Cuando se piensa que ya nada puede ser peor en nuestro país, nos enteramos de una nueva atrocidad que, si no supera en magnitud y gravedad a las previas, al menos se sitúa en la misma dimensión, pero al mismo tiempo abonando a la sensación de incertidumbre, miedo, frustración y enojo social.
Sin duda, urge construir una historia nacional de la infamia, para parafrasear el título de Borges. Material y hechos sobran en los últimos 20 años, los cuales se pueden sintetizar en nombres propios y en los de localidades que han sido marcadas por la maldad del poder, en sus múltiples formas y manifestaciones.
Una historia así podría comenzar con el concepto de lo indígena, una categoría que evoca las más profundas deudas sociales, y los mayores saldos en materia de justicia social y dignidad para los millones de personas que a diario son víctimas del despojo, la marginación y la exclusión social.
La herida histórica que se hizo manifiesta el 1 de enero de 1994, fue seguida del asesinato de Luis Donaldo Colosio, y luego por el de José Francisco Ruiz Massieu, en los cuales se sintetizaron las contradicciones de un sistema político cerrado y autoritario que se negó a transformarse con base en la violencia política y la pauperización masiva de la población.
A estos hechos deben agregarse los nombres de Aguas Blancas y de Acteal, dos actos ominosos que siguen en la impunidad, y que, otra vez, nos enseñan que en México la justicia es un anhelo insatisfecho, cerrando con ello las puertas a la posibilidad de una transformación democrática de fondo en todos los espacios del poder público.
El “rescate bancario”, el “rescate carretero”, y en general, el desperdicio del “bono democrático” que se daba por hecho a partir de la alternancia partidista del año 2000, son otros capítulos de fondo que fueron determinando el penoso discurrir de la descomposición institucional.

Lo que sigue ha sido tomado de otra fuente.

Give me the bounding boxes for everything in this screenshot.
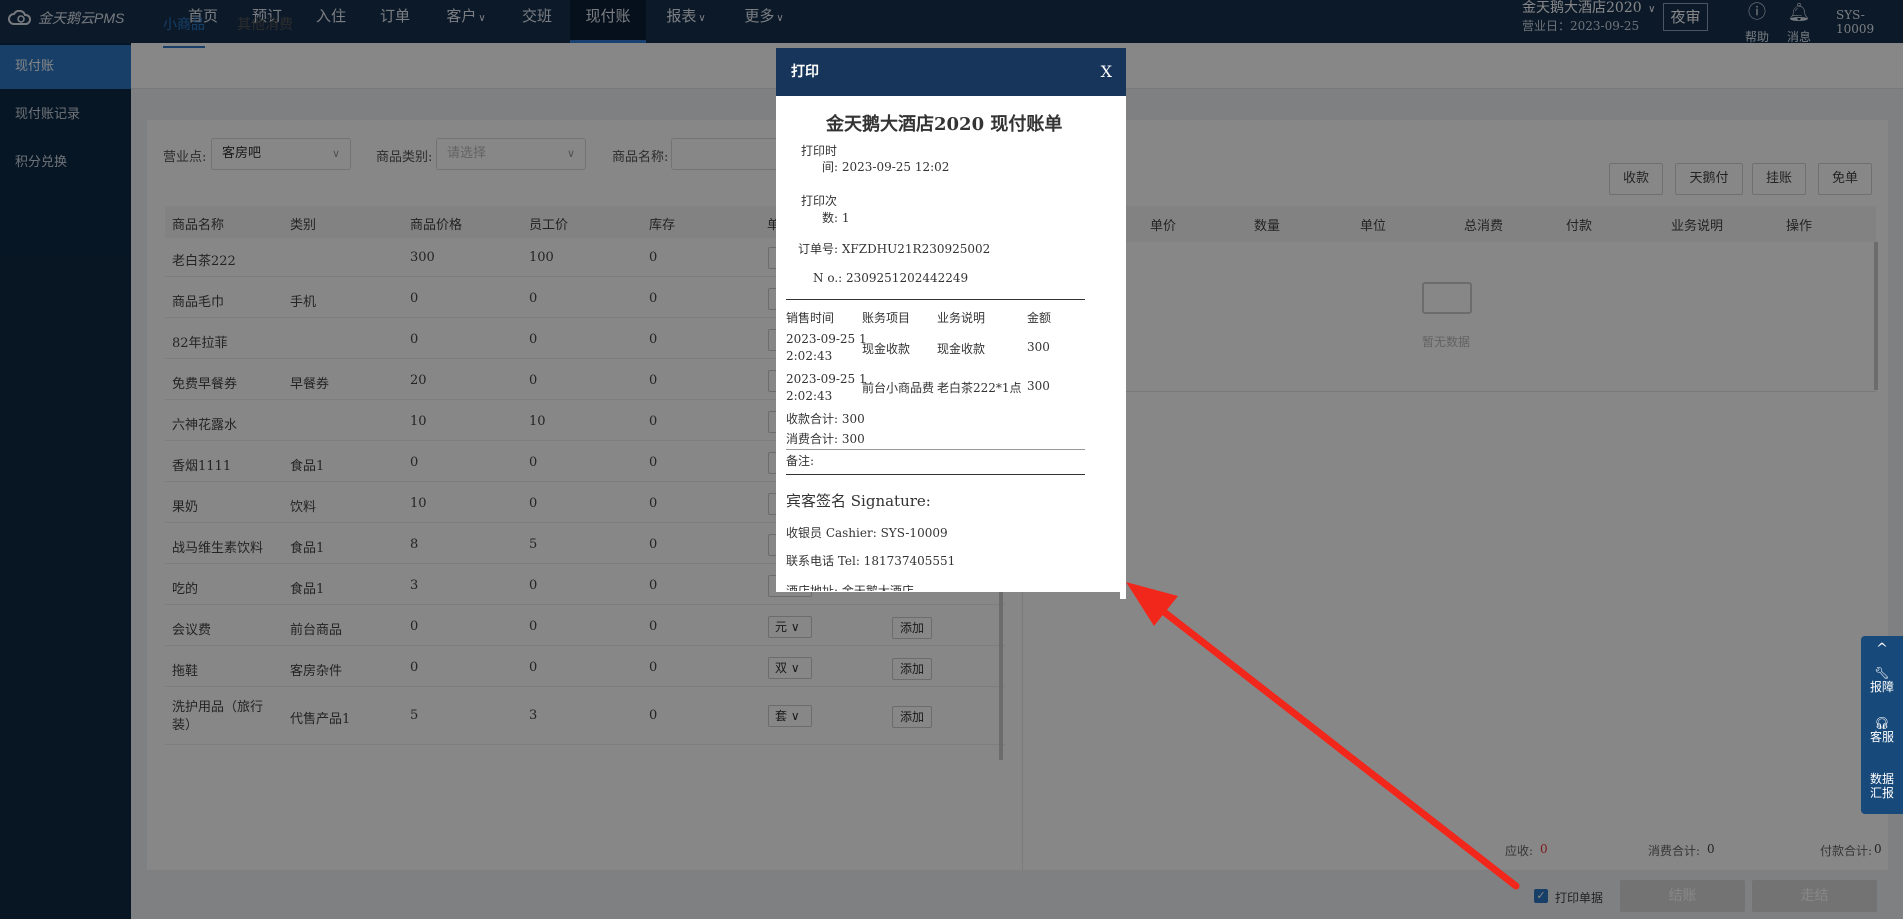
line1-amount: 300 (1027, 340, 1050, 354)
divider (786, 449, 1085, 450)
line2-item: 前台小商品费 (862, 381, 935, 395)
dialog-scrollbar[interactable] (1120, 499, 1126, 599)
divider (786, 474, 1085, 475)
receipt-title: 金天鹅大酒店2020 现付账单 (826, 114, 1063, 135)
wrench-icon: 🔧︎ (1874, 666, 1890, 680)
print-time-label: 打印时 (801, 144, 838, 158)
dialog-title: 打印 (791, 64, 819, 80)
line1-desc: 现金收款 (937, 342, 986, 356)
dialog-header: 打印 X (776, 48, 1126, 96)
line2-time: 2023-09-25 1 (786, 372, 867, 386)
dock-collapse[interactable]: ^ (1861, 642, 1903, 656)
cashier: 收银员 Cashier: SYS-10009 (786, 526, 948, 540)
line1-time: 2023-09-25 1 (786, 332, 867, 346)
col-desc: 业务说明 (937, 311, 986, 325)
serial-number: N o.: 2309251202442249 (813, 271, 969, 285)
print-dialog: 打印 X 金天鹅大酒店2020 现付账单 打印时 间: 2023-09-25 1… (776, 48, 1126, 592)
col-account-item: 账务项目 (862, 311, 911, 325)
dock-report[interactable]: 🔧︎ 报障 (1861, 666, 1903, 694)
right-dock: ^ 🔧︎ 报障 🎧︎ 客服 数据汇报 (1861, 636, 1903, 814)
address: 酒店地址: 金天鹅大酒店 (786, 584, 914, 591)
dock-data-report[interactable]: 数据汇报 (1861, 772, 1903, 800)
divider (786, 299, 1085, 300)
close-icon[interactable]: X (1101, 48, 1112, 96)
line2-desc: 老白茶222*1点 (937, 381, 1022, 395)
consume-total: 消费合计: 300 (786, 432, 865, 446)
dock-service[interactable]: 🎧︎ 客服 (1861, 716, 1903, 744)
line2-time-cont: 2:02:43 (786, 389, 833, 403)
receipt-total: 收款合计: 300 (786, 412, 865, 426)
order-number: 订单号: XFZDHU21R230925002 (798, 242, 991, 256)
receipt-preview[interactable]: 金天鹅大酒店2020 现付账单 打印时 间: 2023-09-25 12:02 … (776, 96, 1121, 591)
print-time-value: 间: 2023-09-25 12:02 (822, 160, 950, 174)
headset-icon: 🎧︎ (1874, 716, 1890, 730)
print-count-label: 打印次 (801, 194, 838, 208)
telephone: 联系电话 Tel: 181737405551 (786, 554, 956, 568)
line1-item: 现金收款 (862, 342, 911, 356)
remark: 备注: (786, 454, 815, 468)
col-sale-time: 销售时间 (786, 311, 835, 325)
line1-time-cont: 2:02:43 (786, 349, 833, 363)
print-count-value: 数: 1 (822, 211, 850, 225)
line2-amount: 300 (1027, 379, 1050, 393)
signature: 宾客签名 Signature: (786, 492, 931, 510)
col-amount: 金额 (1027, 311, 1052, 325)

La Guardería ABC marcó el colmo de un sexenio en el que se desató la criminal violencia que hoy nos mantiene en vilo, y respecto de la cual no se percibe una salida, ni siquiera un sendero que nos guíe hacia la pacificación del territorio, pero, sobre todo, a una nueva ruta de crecimiento económico con equidad.
De manera reciente, los nombres de San Fernando, Patrocinio, Ayotzinapa y otras localidades se han convertido en el signo terrorífico de una muerte que, como lo diría el filósofo Theodor Adorno, comienza a ser mucho más que sólo la muerte, porque en esos lugares han ocurrido eventos diseñados desde lo que, utilizando un término de Julia Kristeva, bien podría ubicarse como parte de los poderes de la perversión.
La más reciente página a incluir en esta historia nacional de la infamia lleva el nombre de Veracruz, en donde la corrupción y la frívola manía de buscar el poder político, en aras de acumular dinero mal habido, se tradujo nada menos que en sustituir tratamientos de quimioterapia para niños, por agua destilada; y también en la aplicación de pruebas inservibles para la detección del VIH.
En Veracruz, como en los otros lugares señalados, se ha aplicado un conjunto de tecnologías del mal, que han llevado a la muerte o desaparición forzada de cientos de miles de personas en todo el territorio nacional, el cual se ha convertido en lo que podría ser la fosa clandestina más grande del planeta y en la cual ya ni siquiera es posible llorar ante los cadáveres de los seres perdidos.
Somos animales “guardamuertos”; así nos definía Miguel de Unamuno. Y contra ello, hemos permitido la instalación de una cultura de la muerte, en donde lo que se llora son las ausencias, en donde la despedida y el duelo físico les es negado a miles y, con ello, a todos, porque lo que está en juego es la posibilidad de una muerte digna. Y esto, constituye sin duda, una verdadera infamia.